WASHINGTON - The Supreme Court, its new chief justice joining the majority, made clear yesterday that juries, not judges, must determine facts that justify harsher prison sentences.
In a 6-3 ruling, the court struck down California's Determinate Sentencing Law, the latest in a series of decisions limiting judges' discretion in sentencing.
Thousands of California inmates may be eligible to have their sentences reduced, in many cases by about a year.
"This court has repeatedly held that, under the Sixth Amendment, any fact that exposes a defendant to a greater potential sentence must be found by the jury, not a judge, and established beyond a reasonable doubt, not merely by a preponderance of the evidence," Justice Ruth Bader Ginsburg wrote for the court.
The majority was one vote larger than the 5-4 rulings that have been the norm in sentencing cases. In his first major case dealing with the constitutionality of prison terms, Chief Justice John Roberts joined Ginsburg's majority opinion.
By contrast, the other new justice, former federal prosecutor Samuel Alito, issued a strong dissent. California's law "is indistinguishable in any constitutionally significant respect" from the federal sentencing guidelines that have been approved by the Supreme Court.
Justices Stephen G. Breyer and Anthony M. Kennedy also dissented.

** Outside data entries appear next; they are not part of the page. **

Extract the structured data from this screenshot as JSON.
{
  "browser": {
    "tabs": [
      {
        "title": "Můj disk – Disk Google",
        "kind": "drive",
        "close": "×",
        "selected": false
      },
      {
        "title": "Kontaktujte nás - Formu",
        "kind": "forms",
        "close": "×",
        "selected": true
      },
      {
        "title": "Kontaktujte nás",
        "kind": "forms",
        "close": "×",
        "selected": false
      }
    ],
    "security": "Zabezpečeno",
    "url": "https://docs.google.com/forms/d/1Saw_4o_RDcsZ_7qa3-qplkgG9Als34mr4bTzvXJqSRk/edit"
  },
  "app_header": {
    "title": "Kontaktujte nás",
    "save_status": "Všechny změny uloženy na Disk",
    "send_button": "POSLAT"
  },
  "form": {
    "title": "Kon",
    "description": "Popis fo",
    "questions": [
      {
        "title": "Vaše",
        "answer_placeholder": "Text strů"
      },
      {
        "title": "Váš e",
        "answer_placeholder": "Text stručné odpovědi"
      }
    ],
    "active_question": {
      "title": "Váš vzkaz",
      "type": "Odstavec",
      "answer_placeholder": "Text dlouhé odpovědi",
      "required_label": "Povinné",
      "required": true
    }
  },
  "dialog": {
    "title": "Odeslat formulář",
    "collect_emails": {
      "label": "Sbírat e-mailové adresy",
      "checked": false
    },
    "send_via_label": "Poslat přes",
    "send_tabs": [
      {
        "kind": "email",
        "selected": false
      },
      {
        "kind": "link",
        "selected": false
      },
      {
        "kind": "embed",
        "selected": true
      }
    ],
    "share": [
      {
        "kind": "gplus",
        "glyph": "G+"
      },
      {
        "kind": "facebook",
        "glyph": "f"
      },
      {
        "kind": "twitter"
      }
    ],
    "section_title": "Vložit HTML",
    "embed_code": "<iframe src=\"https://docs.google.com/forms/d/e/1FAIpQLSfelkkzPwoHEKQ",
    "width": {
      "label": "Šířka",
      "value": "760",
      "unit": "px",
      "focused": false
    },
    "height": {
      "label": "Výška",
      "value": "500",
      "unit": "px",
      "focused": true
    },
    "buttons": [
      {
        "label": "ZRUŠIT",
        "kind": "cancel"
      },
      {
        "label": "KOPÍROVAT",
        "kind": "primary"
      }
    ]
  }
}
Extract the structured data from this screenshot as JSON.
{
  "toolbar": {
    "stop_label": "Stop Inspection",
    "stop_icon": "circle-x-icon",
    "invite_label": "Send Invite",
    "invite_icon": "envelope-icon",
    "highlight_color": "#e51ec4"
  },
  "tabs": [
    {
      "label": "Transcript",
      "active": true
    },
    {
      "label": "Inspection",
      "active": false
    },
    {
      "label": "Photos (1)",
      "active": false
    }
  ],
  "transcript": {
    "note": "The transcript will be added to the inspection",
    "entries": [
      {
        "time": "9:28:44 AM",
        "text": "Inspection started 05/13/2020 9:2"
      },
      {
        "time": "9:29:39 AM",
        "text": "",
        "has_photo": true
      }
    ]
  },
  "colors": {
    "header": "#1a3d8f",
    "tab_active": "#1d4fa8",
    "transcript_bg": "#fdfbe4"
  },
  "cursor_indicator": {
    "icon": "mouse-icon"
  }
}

Several states have changed their sentencing laws to require prosecutors to prove to a jury aggravating factors that could lead to longer sentences. The court did not prescribe a way to fix the California law. "The ball lies in California's court," Ginsburg said.
Justices Antonin Scalia, David H. Souter, John Paul Stevens and Clarence Thomas also were in the majority on an issue that confounds the typical conservative-liberal split on the court.
The ruling yesterday in Cunningham v. California could shave four years off the 16-year sentence of John Cunningham, a former Richmond, Calif., police officer. He was convicted of sexually abusing his 10-year-old son after the boy moved in with Cunningham and his girlfriend.
California had argued that a 2005 state Supreme Court decision interpreting the state law effectively brought the state into compliance with the U.S. high court's rulings. The law instructs judges to sentence inmates to the middle of three options, unless factors exist that justify the shorter or longer prison term. The judge in Cunningham's case imposed the longest possible term.